Thomas wasn’t the only bright spot on the broadcast—Turner struck the right balance all afternoon. They didn’t force betting statistics down our throats as was the case at Shadow Creek. They let Charles Barkley be Charles Barkley (“JT, you can’t call me fat on TV” and “Tiger’s tee shot was like me, in that we are both black”). And their decision to have the four participants plugged into the broadcast paid off, with the in-studio hosts able to seamlessly communicate with the players, and vice versa, giving the broadcast an interactive feel.

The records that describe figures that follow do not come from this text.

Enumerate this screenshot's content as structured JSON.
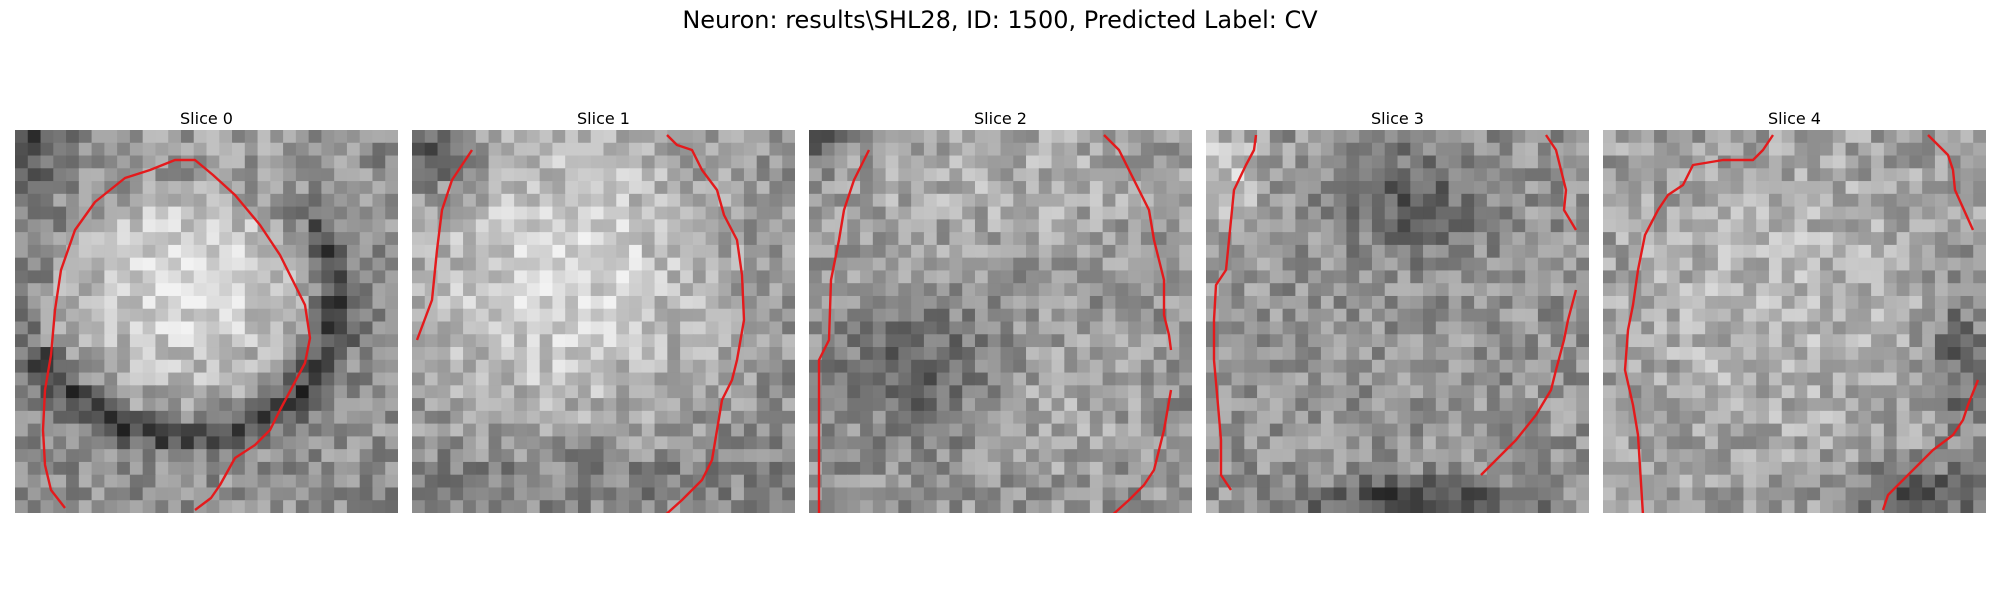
{
  "figure": {
    "title": "Neuron: results\\SHL28, ID: 1500, Predicted Label: CV",
    "contour_color": "#e41a1c",
    "colormap": "gray",
    "slices": [
      {
        "title": "Slice 0"
      },
      {
        "title": "Slice 1"
      },
      {
        "title": "Slice 2"
      },
      {
        "title": "Slice 3"
      },
      {
        "title": "Slice 4"
      }
    ]
  }
}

Peyton Manning can do little wrong
Call it what you want—charisma, a magnetic personality—but some people simply have it. Peyton Manning is one of those people. It’s no wonder he’s been the commercial king of the past decade, and that networks want him in the broadcast booth so badly. He’s just really funny, and he’s a joy to listen to, and the broadcast did a great job of letting him riff aimlessly.
He also played much, much better than his rival QB. Apart from a few loose swings early and one missed four-footer for par—which Eli would have never missed, according to Brady—Peyton played steady, birdieing his own ball for a win on 4 and sticking back-to-back approaches off Tiger’s tee balls in the alternate shot. He hit the two most clutch shots of the day: a mid-iron to three feet on 16 when Mickelson and Brady were both in tight, and an approach safely on the green on 18 to all but seal the victory. One has to think The Sherriff played his way into some people’s Dream Foursomes today.
It poured, but Medalist shined
It’s not quite Seminole on the secrecy spectrum, but this was the first time in two decades that Medalist had been spotlighted on a national broadcast. It was ready for its closeup. It’s no wonder the club has emerged as an enclave for the world’s best players—the course looked fantastic. Driveable par 4s, reachable par 5s, tasty par 3s. Holes that turn left and holes that turn right. Well-placed bunkers and visually pleasing shrubbery. Florida golf may not be everyone’s cup of tea, but Medalist managed to shine on a sunless day. A fitting venue for an irresistibly fun afternoon. You couldn’t rain on this parade.